Onto the this backdrop, the series paints a series of small, intimate stories. From the three episodes reviewers have been allowed to see, it’s an episodic affair, almost an anthology series, though with ongoing characters popping up in various tales.
There may be more of an arc plot – we’ll know by 3 April when the series drops on Amazon – but you can bet it won’t be concerned with answering questions if there is.
One of the preview episodes concerns a girl who’s mother goes missing; another with a boy who has to come to terms with his grandfather’s approaching death; the third with a very picky homosexual guy who finds that the man of his dreams is already in a relationship.
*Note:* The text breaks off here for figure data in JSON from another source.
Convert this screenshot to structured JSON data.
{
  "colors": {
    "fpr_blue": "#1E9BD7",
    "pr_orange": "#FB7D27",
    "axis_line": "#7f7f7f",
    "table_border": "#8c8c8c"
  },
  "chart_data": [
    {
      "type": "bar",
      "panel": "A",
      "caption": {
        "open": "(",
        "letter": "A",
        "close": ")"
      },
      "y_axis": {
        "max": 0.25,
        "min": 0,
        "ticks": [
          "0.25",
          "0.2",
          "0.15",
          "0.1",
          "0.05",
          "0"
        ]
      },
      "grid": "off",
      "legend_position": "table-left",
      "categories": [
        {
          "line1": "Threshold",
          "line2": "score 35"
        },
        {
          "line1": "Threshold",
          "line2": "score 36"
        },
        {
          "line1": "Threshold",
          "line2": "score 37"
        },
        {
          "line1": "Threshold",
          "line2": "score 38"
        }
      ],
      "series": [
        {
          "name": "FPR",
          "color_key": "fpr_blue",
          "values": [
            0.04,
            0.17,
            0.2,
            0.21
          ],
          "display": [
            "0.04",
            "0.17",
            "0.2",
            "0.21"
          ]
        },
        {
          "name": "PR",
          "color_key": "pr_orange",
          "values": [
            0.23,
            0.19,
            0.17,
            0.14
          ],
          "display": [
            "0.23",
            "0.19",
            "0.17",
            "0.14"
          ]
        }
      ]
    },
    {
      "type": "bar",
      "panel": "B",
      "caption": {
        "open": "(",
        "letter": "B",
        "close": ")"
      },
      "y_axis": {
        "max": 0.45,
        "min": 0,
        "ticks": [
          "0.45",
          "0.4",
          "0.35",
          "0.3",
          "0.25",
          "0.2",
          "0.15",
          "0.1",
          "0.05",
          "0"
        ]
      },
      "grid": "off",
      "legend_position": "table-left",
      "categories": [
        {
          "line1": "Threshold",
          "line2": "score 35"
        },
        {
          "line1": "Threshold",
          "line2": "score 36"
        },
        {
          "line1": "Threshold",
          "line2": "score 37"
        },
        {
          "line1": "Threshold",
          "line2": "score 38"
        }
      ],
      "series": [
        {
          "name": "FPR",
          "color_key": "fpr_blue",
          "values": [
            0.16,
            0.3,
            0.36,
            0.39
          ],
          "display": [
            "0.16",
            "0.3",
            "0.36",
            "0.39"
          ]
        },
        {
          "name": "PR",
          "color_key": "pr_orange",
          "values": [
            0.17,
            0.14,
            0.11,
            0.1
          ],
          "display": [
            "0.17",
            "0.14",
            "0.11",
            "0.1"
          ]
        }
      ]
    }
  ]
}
Doesn’t sound like the stuff of The X-Files, does it?
But the exquisite oddness of the brilliantly realised backdrop and the slow, methodical pace, full of lingering shots of actors expressing conveyors belts of emotions across their faces, gives a resonance to these personal tales. There are moments, indeed, when the series reaches powerful levels of visual poetry, even if the all-pervading score occasionally has you wanting to scream, “OKAY! WE GET IT!” (Tellingly, one of the most effective and raw scenes in the three preview episodes – which involves Jonathan Pryce off-screen during a lengthy shot of some shadowy hedges – is achieved with no music at all.)
And yet, for all that, I still came away with a slight feeling of, “Is that it?” It’s great that the series can find beauty and poetry in the mundane. It’s great that it makes the personal feel universal. But I couldn’t help thinking I’d just enjoyed a meal that was full of flavour but lacked protein. There were also moments – luckily few but annoyingly persistent – when the series is too over-mannered, when you can feel the artifice in the storytelling as the stylistic tics take over, or you get the distinct feeling the writers and directors are slapping themselves on the back for how daring they’ve been.
But don’t let me put you off. This is an extraordinary series, well worth watching. The RPG connection and the number of key roles for kids may lead you to expect something like Stranger Things, but this is something much stranger indeed. Few actual kids are going to sit through this, only kids who’ve grown up with the sense of wonder intact.